E quando si tratta di raccontare le vite degli altri, disponendo comunque di un potere su di loro, della possibilità di fare male, come lavori in quei casi?
Prima di tutto ritengo di prendere delle persone vere, e di farne comunque letteratura. Io poi quelle persone me le dimentico, ne faccio altro, ne faccio il personaggio dentro quel determinato libro. Ma questa non è una giustificazione. Il fatto è che come non si può avere paura di farsi del male, non si può avere neanche paura di fare del male. Lo dico con cinismo: ma secondo me non ci sono altre strade. Io ho avvertito delle persone che sarebbero state dentro Il desiderio di essere come tutti, per esempio, ma dopo aver scritto. Anzi dopo aver consegnato il libro all’editore. A parte che penso anche di fare le cose in maniera che rientrino in una sfera di possibile dolore accettabile. Accettabile nel senso che spero che al centro ci sia una verità, anche un modo affettuoso di raccontare le cose. Poi io sono fermamente convinto che l’autobiografia letteraria e la vita privata sono due cose diverse. E su questo io baso anche la libertà di fare autobiografismo perché non lo confondo con il mio privato.

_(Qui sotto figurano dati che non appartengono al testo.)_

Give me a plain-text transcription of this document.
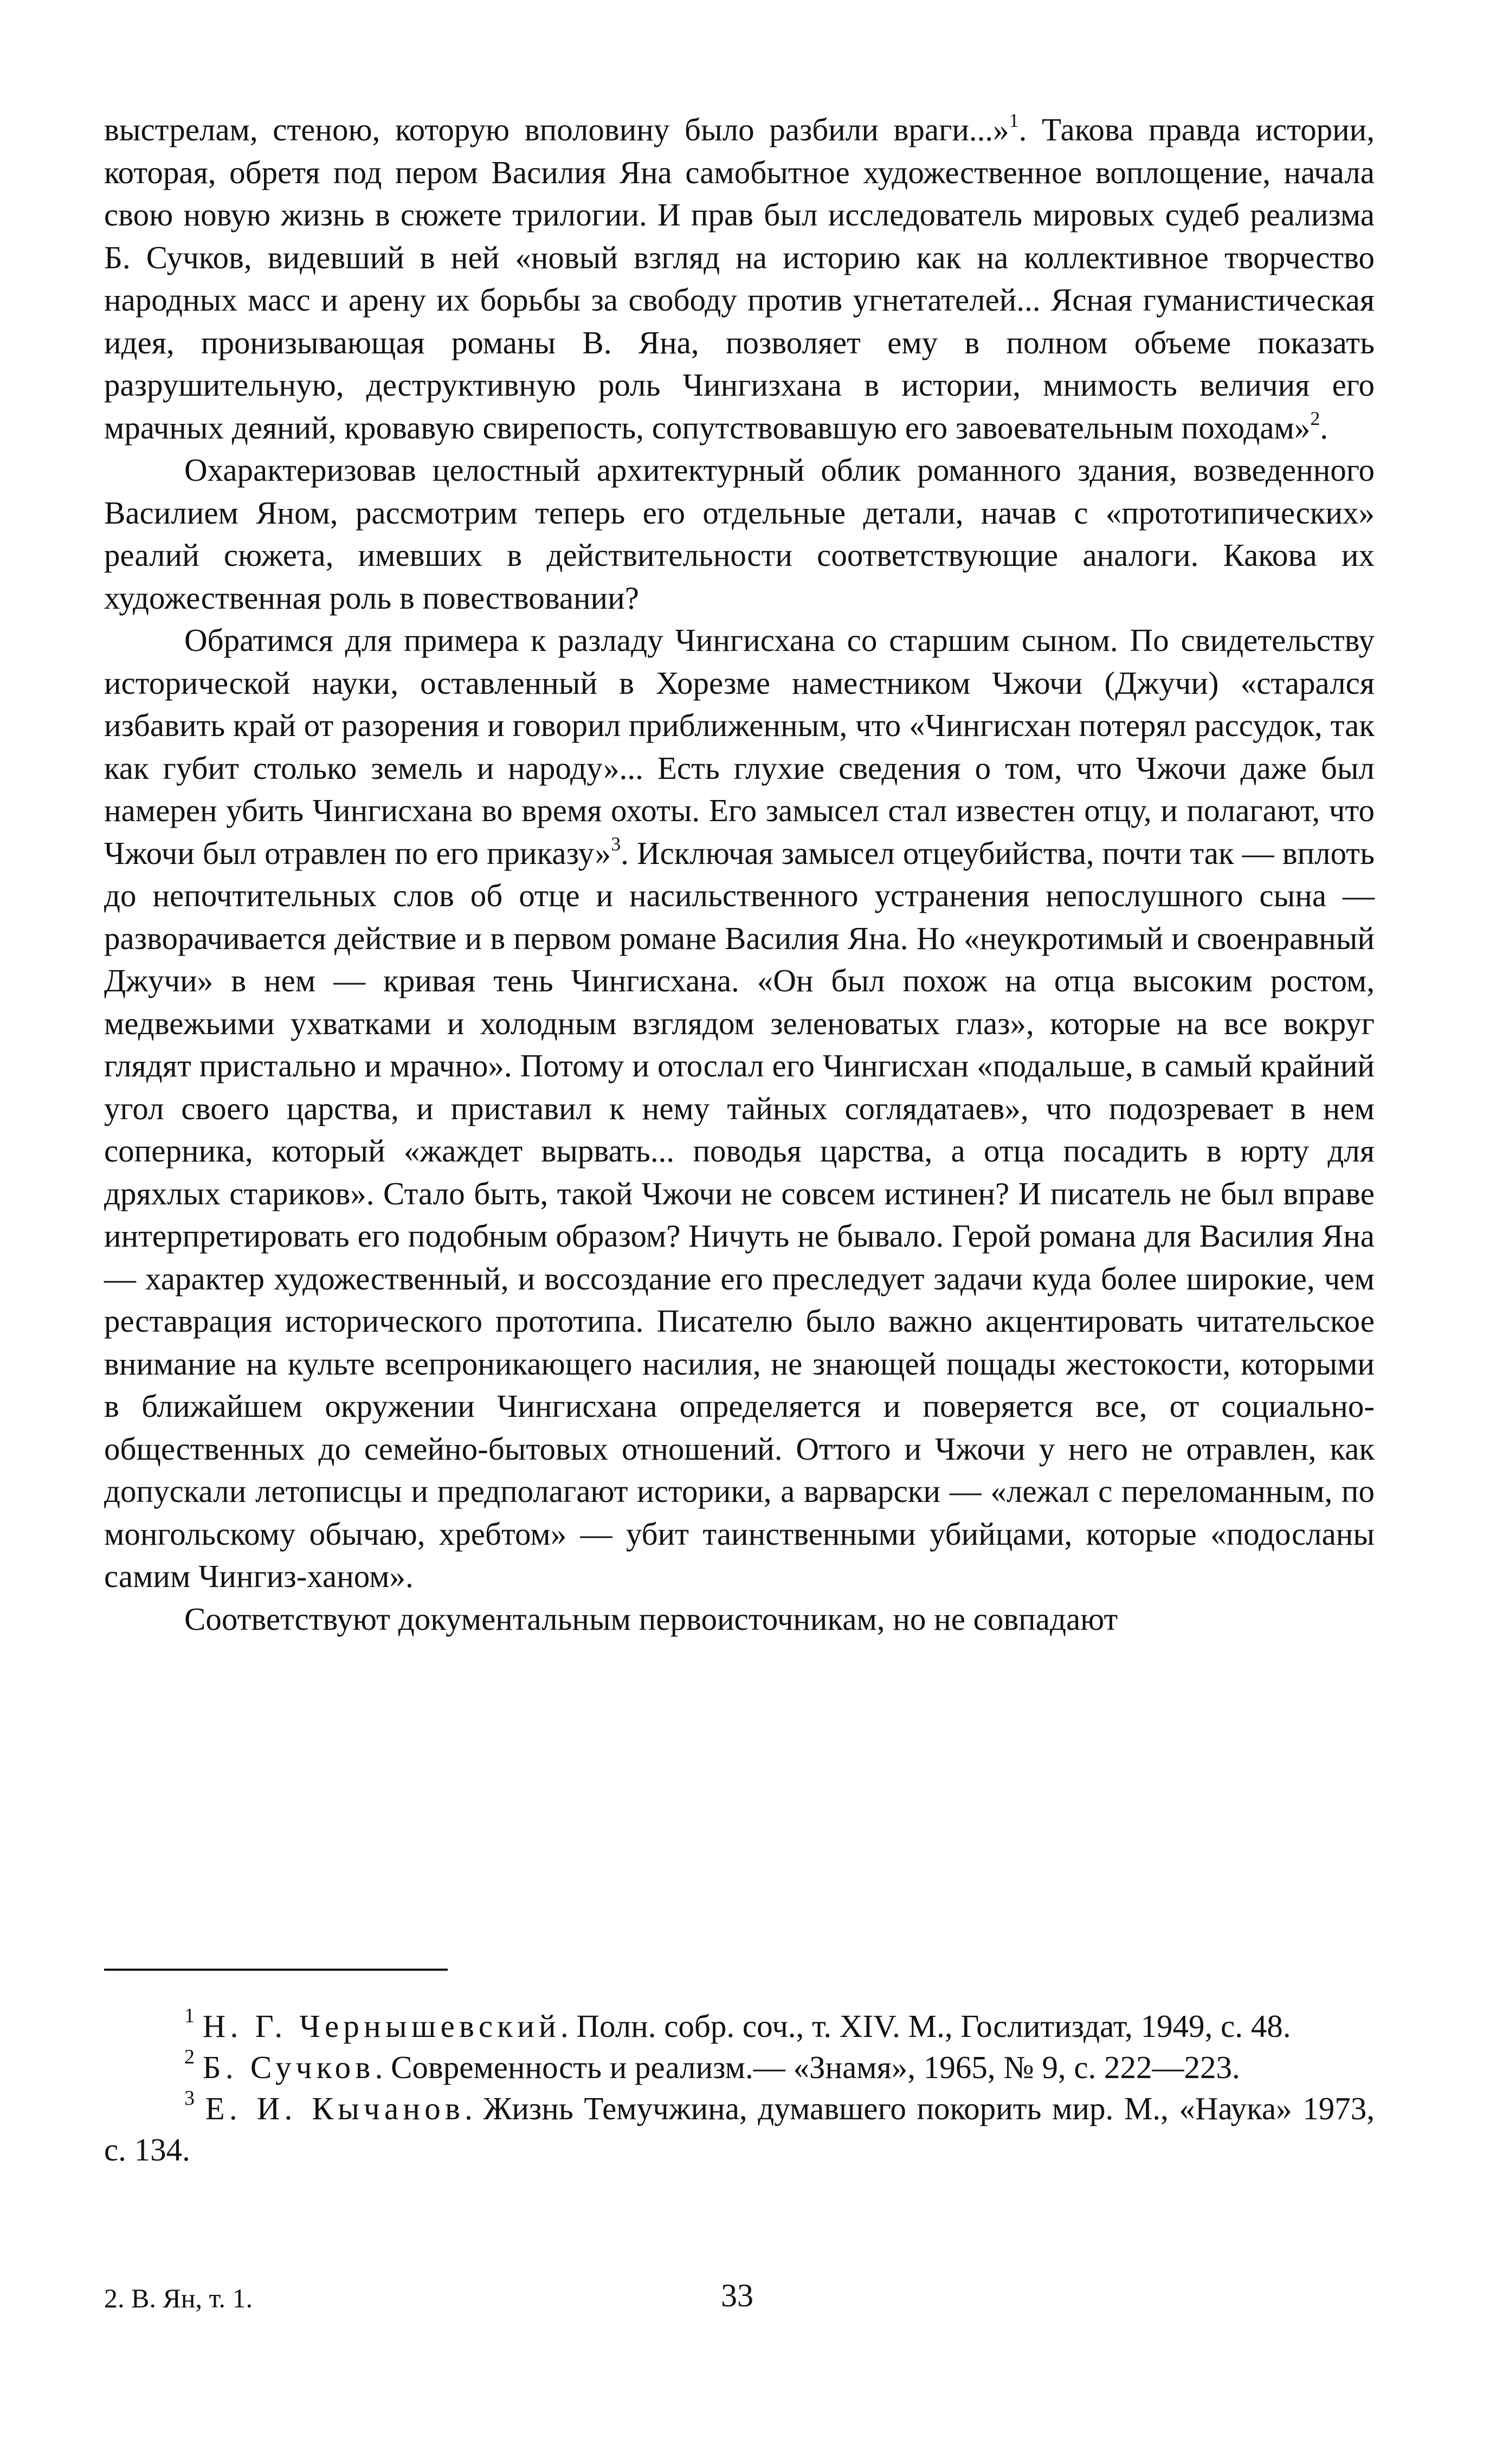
выстрелам, стеною, которую вполовину было разбили враги...»$^1$. Такова правда истории, которая, обретя под пером Василия Яна самобытное художественное воплощение, начала свою новую жизнь в сюжете трилогии. И прав был исследователь мировых судеб реализма Б. Сучков, видевший в ней «новый взгляд на историю как на коллективное творчество народных масс и арену их борьбы за свободу против угнетателей... Ясная гуманистическая идея, пронизывающая романы В. Яна, позволяет ему в полном объеме показать разрушительную, деструктивную роль Чингизхана в истории, мнимость величия его мрачных деяний, кровавую свирепость, сопутствовавшую его завоевательным походам»$^2$.

Охарактеризовав целостный архитектурный облик романного здания, возведенного Василием Яном, рассмотрим теперь его отдельные детали, начав с «прототипических» реалий сюжета, имевших в действительности соответствующие аналоги. Какова их художественная роль в повествовании?

Обратимся для примера к разладу Чингисхана со старшим сыном. По свидетельству исторической науки, оставленный в Хорезме наместником Чжочи (Джучи) «старался избавить край от разорения и говорил приближенным, что «Чингисхан потерял рассудок, так как губит столько земель и народу»... Есть глухие сведения о том, что Чжочи даже был намерен убить Чингисхана во время охоты. Его замысел стал известен отцу, и полагают, что Чжочи был отравлен по его приказу»$^3$. Исключая замысел отцеубийства, почти так — вплоть до непочтительных слов об отце и насильственного устранения непослушного сына — разворачивается действие и в первом романе Василия Яна. Но «неукротимый и своенравный Джучи» в нем — кривая тень Чингисхана. «Он был похож на отца высоким ростом, медвежьими ухватками и холодным взглядом зеленоватых глаз», которые на все вокруг глядят пристально и мрачно». Потому и отослал его Чингисхан «подальше, в самый крайний угол своего царства, и приставил к нему тайных соглядатаев», что подозревает в нем соперника, который «жаждет вырвать... поводья царства, а отца посадить в юрту для дряхлых стариков». Стало быть, такой Чжочи не совсем истинен? И писатель не был вправе интерпретировать его подобным образом? Ничуть не бывало. Герой романа для Василия Яна — характер художественный, и воссоздание его преследует задачи куда более широкие, чем реставрация исторического прототипа. Писателю было важно акцентировать читательское внимание на культе всепроникающего насилия, не знающей пощады жестокости, которыми в ближайшем окружении Чингисхана определяется и поверяется все, от социально-общественных до семейно-бытовых отношений. Оттого и Чжочи у него не отравлен, как допускали летописцы и предполагают историки, а варварски — «лежал с переломанным, по монгольскому обычаю, хребтом» — убит таинственными убийцами, которые «подосланы самим Чингиз-ханом».

Соответствуют документальным первоисточникам, но не совпадают

$^1$ Н. Г. Чернышевский. Полн. собр. соч., т. XIV. М., Гослитиздат, 1949, с. 48.

$^2$ Б. Сучков. Современность и реализм.— «Знамя», 1965, № 9, с. 222—223.

$^3$ Е. И. Кычанов. Жизнь Темучжина, думавшего покорить мир. М., «Наука» 1973, с. 134.

2. В. Ян, т. 1.	33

A proposito di vita e scrittura. Per Martin Amis lo scrittore non vive mai la propria vita veramente, si chiede sempre come la renderebbe sulla pagina. Capita anche a te?
Assolutamente sì. Anzi Amis è fin troppo lucido nel definire questo processo. Non so se ci sono delle caratteristiche naturali innate, o qualcosa che si introietta. Ma senz’altro è un modo di stare al mondo. La mancanza di completezza è per me un fatto oggettivo di chi scrive.